Anche se inizialmente, quindi, può farci simpatia Martino (interpretato dal giovane Gabriele Caprio) – figlio undicenne appartenente alla classica famiglia del Mulino Bianco, emarginato a scuola perché considerato “diverso”, in quanto unico ragazzino con i genitori ancora uniti, che, però, al fine di integrarsi, farà di tutto affinché il suo nucleo famigliare si spacchi in due – una volta entrati nel vivo della vicenda ed aver assistito alla presentazioni di personaggi e situazioni talmente stereotipati da sembrare addirittura irreali, ecco che, di punto in bianco, la storia inizia a perdere di ogni qualsivoglia interesse. Uno stereotipo dopo l’altro, una carrellata di luoghi comuni e buonismi di ogni genere, che culminano in un finale – che vede il giovane protagonista fare il suo discorso d’effetto, volto a chiarire qualsiasi equivoco e a riportare l’armonia in casa – ambientato, guarda caso, durante il periodo pre-natalizio. E chi più ne ha più ne metta.
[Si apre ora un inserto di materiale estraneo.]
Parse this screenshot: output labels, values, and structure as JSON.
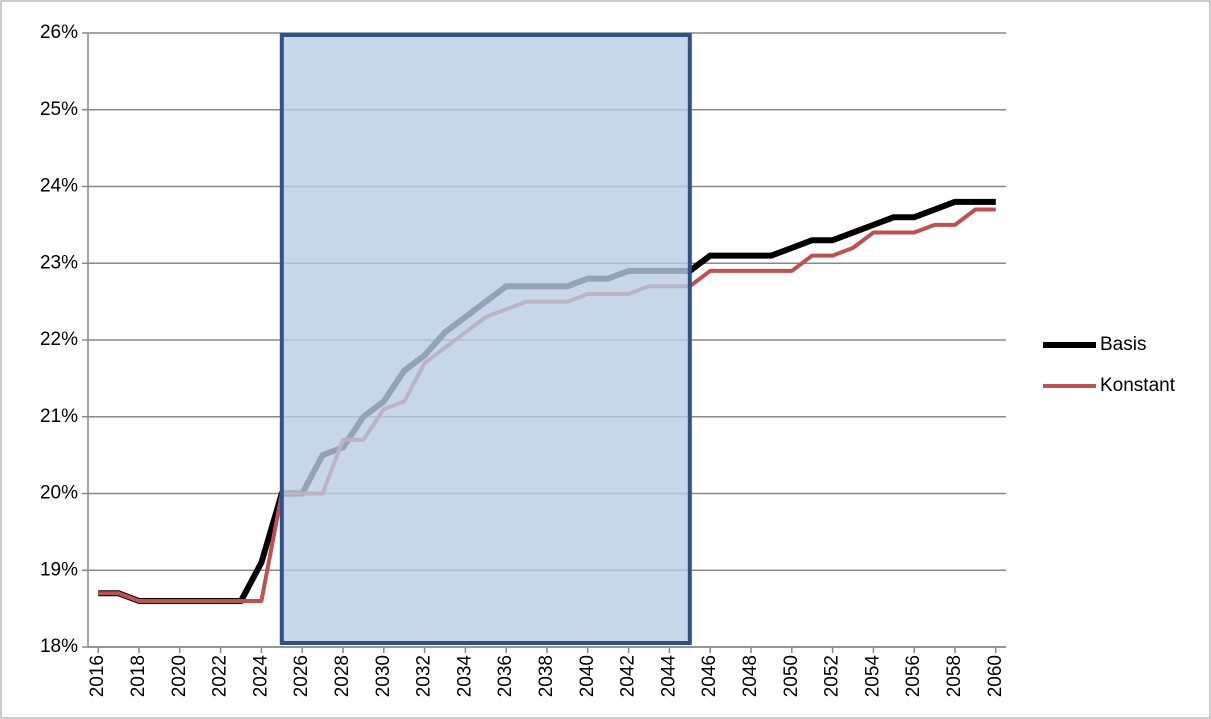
{
  "chart_data": {
    "type": "line",
    "x": [
      2016,
      2017,
      2018,
      2019,
      2020,
      2021,
      2022,
      2023,
      2024,
      2025,
      2026,
      2027,
      2028,
      2029,
      2030,
      2031,
      2032,
      2033,
      2034,
      2035,
      2036,
      2037,
      2038,
      2039,
      2040,
      2041,
      2042,
      2043,
      2044,
      2045,
      2046,
      2047,
      2048,
      2049,
      2050,
      2051,
      2052,
      2053,
      2054,
      2055,
      2056,
      2057,
      2058,
      2059,
      2060
    ],
    "series": [
      {
        "name": "Basis",
        "color": "#000000",
        "values": [
          18.7,
          18.7,
          18.6,
          18.6,
          18.6,
          18.6,
          18.6,
          18.6,
          19.1,
          20.0,
          20.0,
          20.5,
          20.6,
          21.0,
          21.2,
          21.6,
          21.8,
          22.1,
          22.3,
          22.5,
          22.7,
          22.7,
          22.7,
          22.7,
          22.8,
          22.8,
          22.9,
          22.9,
          22.9,
          22.9,
          23.1,
          23.1,
          23.1,
          23.1,
          23.2,
          23.3,
          23.3,
          23.4,
          23.5,
          23.6,
          23.6,
          23.7,
          23.8,
          23.8,
          23.8
        ]
      },
      {
        "name": "Konstant",
        "color": "#c0504d",
        "values": [
          18.7,
          18.7,
          18.6,
          18.6,
          18.6,
          18.6,
          18.6,
          18.6,
          18.6,
          20.0,
          20.0,
          20.0,
          20.7,
          20.7,
          21.1,
          21.2,
          21.7,
          21.9,
          22.1,
          22.3,
          22.4,
          22.5,
          22.5,
          22.5,
          22.6,
          22.6,
          22.6,
          22.7,
          22.7,
          22.7,
          22.9,
          22.9,
          22.9,
          22.9,
          22.9,
          23.1,
          23.1,
          23.2,
          23.4,
          23.4,
          23.4,
          23.5,
          23.5,
          23.7,
          23.7
        ]
      }
    ],
    "xlim": [
      2015.5,
      2060.5
    ],
    "xticks": [
      2016,
      2018,
      2020,
      2022,
      2024,
      2026,
      2028,
      2030,
      2032,
      2034,
      2036,
      2038,
      2040,
      2042,
      2044,
      2046,
      2048,
      2050,
      2052,
      2054,
      2056,
      2058,
      2060
    ],
    "ylim": [
      18,
      26
    ],
    "yticks": [
      {
        "value": 18,
        "label": "18%"
      },
      {
        "value": 19,
        "label": "19%"
      },
      {
        "value": 20,
        "label": "20%"
      },
      {
        "value": 21,
        "label": "21%"
      },
      {
        "value": 22,
        "label": "22%"
      },
      {
        "value": 23,
        "label": "23%"
      },
      {
        "value": 24,
        "label": "24%"
      },
      {
        "value": 25,
        "label": "25%"
      },
      {
        "value": 26,
        "label": "26%"
      }
    ],
    "grid": true,
    "legend": "right",
    "highlight_range": [
      2025,
      2045
    ]
  }
}
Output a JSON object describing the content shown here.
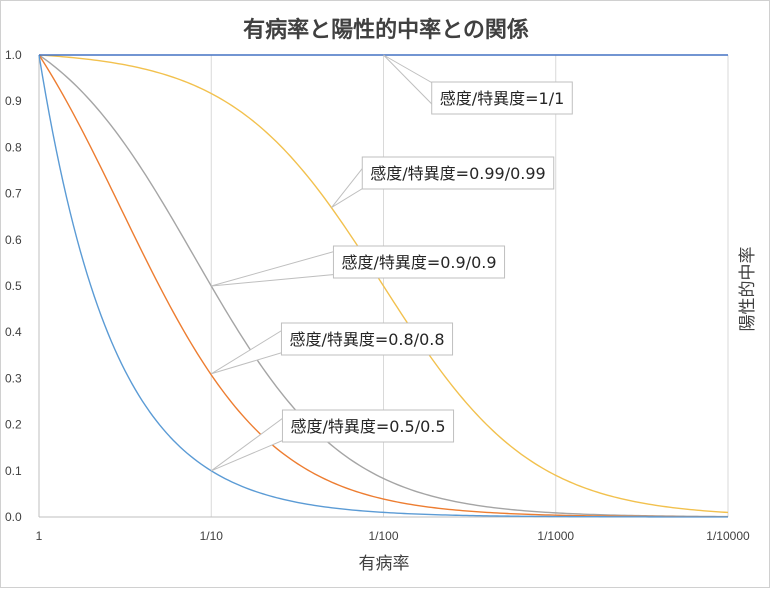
{
  "chart_data": {
    "type": "line",
    "title": "有病率と陽性的中率との関係",
    "xlabel": "有病率",
    "ylabel": "陽性的中率",
    "x_scale": "log, reversed",
    "x": [
      1,
      0.1,
      0.01,
      0.001,
      0.0001
    ],
    "x_tick_labels": [
      "1",
      "1/10",
      "1/100",
      "1/1000",
      "1/10000"
    ],
    "ylim": [
      0,
      1
    ],
    "y_ticks": [
      0,
      0.1,
      0.2,
      0.3,
      0.4,
      0.5,
      0.6,
      0.7,
      0.8,
      0.9,
      1.0
    ],
    "y_tick_labels": [
      "0.0",
      "0.1",
      "0.2",
      "0.3",
      "0.4",
      "0.5",
      "0.6",
      "0.7",
      "0.8",
      "0.9",
      "1.0"
    ],
    "grid": "vertical at x ticks",
    "legend": "callout labels",
    "series": [
      {
        "name": "感度/特異度=1/1",
        "values": [
          1.0,
          1.0,
          1.0,
          1.0,
          1.0
        ],
        "color": "#4472c4"
      },
      {
        "name": "感度/特異度=0.99/0.99",
        "values": [
          1.0,
          0.917,
          0.5,
          0.09,
          0.0098
        ],
        "color": "#f2c14e"
      },
      {
        "name": "感度/特異度=0.9/0.9",
        "values": [
          1.0,
          0.5,
          0.0833,
          0.009,
          0.0009
        ],
        "color": "#a5a5a5"
      },
      {
        "name": "感度/特異度=0.8/0.8",
        "values": [
          1.0,
          0.308,
          0.0388,
          0.004,
          0.0004
        ],
        "color": "#ed7d31"
      },
      {
        "name": "感度/特異度=0.5/0.5",
        "values": [
          1.0,
          0.1,
          0.01,
          0.001,
          0.0001
        ],
        "color": "#5b9bd5"
      }
    ],
    "callouts": [
      {
        "text": "感度/特異度=1/1",
        "series": 0,
        "x": 0.01,
        "y": 1.0
      },
      {
        "text": "感度/特異度=0.99/0.99",
        "series": 1,
        "x": 0.02,
        "y": 0.67
      },
      {
        "text": "感度/特異度=0.9/0.9",
        "series": 2,
        "x": 0.1,
        "y": 0.5
      },
      {
        "text": "感度/特異度=0.8/0.8",
        "series": 3,
        "x": 0.1,
        "y": 0.31
      },
      {
        "text": "感度/特異度=0.5/0.5",
        "series": 4,
        "x": 0.1,
        "y": 0.1
      }
    ]
  }
}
Eppure, ripensando alle iniziali intenzioni dell’autore ed alla genesi del lungometraggio stesso, non si può non riconoscere una certa ingenuità ed anche una sorta di genuinità che manca, di fatto, alle sopra citate commedie – tutte nate da grandi produzioni. Il fatto di aver scelto di adattare per il grande schermo un libro scritto dalla propria madre e di averlo fatto con la propria casa di produzione, in realtà fa quasi tenerezza. Ed ecco che iniziamo a considerare La mia famiglia a soqquadro più come una specie di goliardata in famiglia che come un qualcosa che vuole definirsi a tutti i costi “il prodotto dell’anno”. E così iniziamo a “perdonare” tutti gli stereotipi presenti, gli attori eccessivamente sopra le righe, la disarmante prevedibilità della trama e via dicendo. Sul fatto che il lungometraggio di Nardari possa riuscire a fare o meno eccezione all’interno del palinsesto, però, vi sono ancora parecchie perplessità, per non dire addirittura scetticismi. Ma sta bene. Contenti loro, contenti tutti.